Some things cannot be proven or disproven—trust, faith, love, sanity, and the meaning of existence. This oh-so-popular postmodern theme spawned the Pulitzer-Prize-winning play of 2001, David Auburn's Proof (also, in its way, this year's Pulitzer winner for drama, John Patrick Shanley's Doubt). Auburn, in collaboration with Rebecca Miller, has adapted Proof for the screen, and if the just-so package wrapped by Miramax's Harvey Weinstein (and reuniting Shakespeare in Love's director John Madden and star Gwyneth Paltrow) reveals less than its trimmings promise, it's still a thoughtful and useful gift.
Madden and Paltrow also collaborated on a London stage production of Proof, and their confidence brings clarity to the material while draining it of some of its spontaneity. Paltrow plays Catherine, devoted daughter to a genius mathematician named Robert (Anthony Hopkins). When Robert's brilliance dulls with the advance of age, mental instability emerges and effectively ends his academic career at the University of Chicago. Catherine puts her life on hold to care for her father and, day by day, share his hope of reclaiming his once-great mind.
Robert's story unfolds in flashback scenes, underscoring the looming shadow cast by genius and familial authority. At the film's outset, Catherine and her sister Claire (Hope Davis) must deal with the practical and emotional fallout of his recent death. The long-distant Claire sees Robert's death as an opportunity to end a messy chapter of her family history and forestall a new and equally tragic chapter from beginning. Claire believes that Catherine shares their father's potential for genius and insanity. In a gesture of newfound responsibility (and assertion of control), Claire insists on relocating her sister from the haunted university home to a protective environment.
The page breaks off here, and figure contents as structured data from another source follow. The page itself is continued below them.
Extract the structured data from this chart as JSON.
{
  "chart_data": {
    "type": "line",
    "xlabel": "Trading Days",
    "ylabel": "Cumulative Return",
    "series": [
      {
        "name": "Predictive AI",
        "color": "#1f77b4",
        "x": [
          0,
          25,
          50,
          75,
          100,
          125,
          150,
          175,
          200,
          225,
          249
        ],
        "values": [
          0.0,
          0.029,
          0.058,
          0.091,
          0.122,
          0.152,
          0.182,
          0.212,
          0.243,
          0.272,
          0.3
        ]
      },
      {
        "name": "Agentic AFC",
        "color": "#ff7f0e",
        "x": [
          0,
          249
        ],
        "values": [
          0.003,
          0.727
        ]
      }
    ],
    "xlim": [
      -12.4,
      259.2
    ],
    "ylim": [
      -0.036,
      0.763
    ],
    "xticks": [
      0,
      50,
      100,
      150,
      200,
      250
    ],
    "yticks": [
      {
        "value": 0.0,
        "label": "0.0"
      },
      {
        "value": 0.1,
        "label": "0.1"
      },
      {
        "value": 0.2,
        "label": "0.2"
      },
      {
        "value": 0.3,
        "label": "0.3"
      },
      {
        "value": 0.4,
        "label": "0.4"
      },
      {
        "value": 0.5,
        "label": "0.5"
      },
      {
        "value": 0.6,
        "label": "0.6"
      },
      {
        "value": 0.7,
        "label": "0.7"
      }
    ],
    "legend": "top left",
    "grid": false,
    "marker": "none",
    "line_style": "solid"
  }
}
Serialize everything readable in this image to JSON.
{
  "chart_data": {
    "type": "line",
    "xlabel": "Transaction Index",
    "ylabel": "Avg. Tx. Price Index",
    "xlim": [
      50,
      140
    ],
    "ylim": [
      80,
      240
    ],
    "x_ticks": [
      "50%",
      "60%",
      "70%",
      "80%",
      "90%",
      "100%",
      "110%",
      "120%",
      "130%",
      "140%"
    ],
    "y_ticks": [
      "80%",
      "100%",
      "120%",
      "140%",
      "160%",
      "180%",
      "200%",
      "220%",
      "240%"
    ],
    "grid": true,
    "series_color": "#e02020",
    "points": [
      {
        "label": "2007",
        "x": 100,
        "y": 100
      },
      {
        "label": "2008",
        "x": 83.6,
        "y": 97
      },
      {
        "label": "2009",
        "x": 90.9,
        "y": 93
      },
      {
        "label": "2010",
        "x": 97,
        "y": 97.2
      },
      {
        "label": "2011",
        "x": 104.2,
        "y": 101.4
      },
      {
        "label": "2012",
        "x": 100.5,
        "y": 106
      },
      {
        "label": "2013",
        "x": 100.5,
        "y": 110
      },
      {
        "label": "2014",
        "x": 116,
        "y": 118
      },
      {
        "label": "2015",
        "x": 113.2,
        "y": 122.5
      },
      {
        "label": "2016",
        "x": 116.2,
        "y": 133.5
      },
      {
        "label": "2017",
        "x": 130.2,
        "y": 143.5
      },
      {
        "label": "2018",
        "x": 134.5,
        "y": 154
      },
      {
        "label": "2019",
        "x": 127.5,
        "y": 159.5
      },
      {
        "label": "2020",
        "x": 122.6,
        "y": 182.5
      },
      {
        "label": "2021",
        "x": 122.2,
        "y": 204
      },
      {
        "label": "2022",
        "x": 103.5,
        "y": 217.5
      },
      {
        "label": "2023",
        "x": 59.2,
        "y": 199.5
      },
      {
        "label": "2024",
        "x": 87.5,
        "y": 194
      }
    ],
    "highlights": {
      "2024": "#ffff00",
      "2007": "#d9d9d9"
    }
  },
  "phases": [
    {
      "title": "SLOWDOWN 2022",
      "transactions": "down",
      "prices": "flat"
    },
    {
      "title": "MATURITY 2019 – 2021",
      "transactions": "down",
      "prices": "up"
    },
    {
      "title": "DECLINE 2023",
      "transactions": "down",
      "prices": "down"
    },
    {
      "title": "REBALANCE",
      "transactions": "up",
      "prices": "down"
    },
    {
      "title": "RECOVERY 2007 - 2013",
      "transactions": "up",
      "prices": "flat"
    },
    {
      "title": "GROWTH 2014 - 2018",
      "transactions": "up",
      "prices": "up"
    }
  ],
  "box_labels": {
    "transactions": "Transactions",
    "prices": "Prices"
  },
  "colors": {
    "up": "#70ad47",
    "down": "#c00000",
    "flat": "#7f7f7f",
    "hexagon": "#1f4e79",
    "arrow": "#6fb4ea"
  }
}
Naturally, Claire's plan is cause for considerable tension, in part because of Catherine's personal incompatibility with her fussy sister and in part because of Catherine's considerable self-doubt. As Catherine faces the ever-more-likely prospect of being locked outside of the world she shared with her father and the world she desires for herself, grief begins to look a lot like insanity. Ground zero is the arcane and mysterious field of mathematics. In Robert's declining years, he enjoys a period of resurgence and believes he's on the cusp of a major breakthrough; meanwhile, Catherine explores her own potential as a graduate student in mathematics. Certainly, she is her father's daughter, but will she reveal his genius, his insanity, or both?
A fourth character shows a vested interest in the answer to that question. Hal (Jake Gyllenhaal), a doctoral student once under Robert's mentorship, reveals two not unrelated desires upon his death: to fulfill his long-held longing for Catherine and to plumb Robert's ostensibly crazed scribblings for signs of brilliance. As the dust clears, a key piece of evidence appears: a mathematical proof that, should it check out, will prove to be a major advance. Catherine claims to have authored the proof; Hal insists it could only be the work of her father.
The cast acquits itself admirably, though Paltrow and Hopkins come to the fore: the former enjoying a well-rounded character and the latter responding to juicy theatrics. Davis earnestly does her best with her brittle role; Gyllenhaal's equivocal lover, puppyish and ambitious in equal measure, never fully coalesces, but the script and director share responsibility. In the central role, Paltrow successfully anchors the film, but proves emblematic of the film's ineffable failure to be thrillingly superb: too often, she seems to wear her trauma like a Greek mask.
Auburn's story sparks intriguing considerations about greatness—so powerfully seductive and so terribly elusive—and the far edges of reason that yield to genius and madness. The screenplay's complex but never confusing structure intensifies interest and holds at bay the inevitable disapointment of resolution. From the first scene to the last, this phase of Catherine's life is a proof: she reviews it for verification, looks for a more direct path, a "better" way, but concludes that it is what it is. Proof plays cleverly with the arcane mysteries of game theory, and if it's only a game, happily, it's one worthy of exhibition. In the end, Auburn and Miller invite reflection on an epochal question: do our lives add up to something?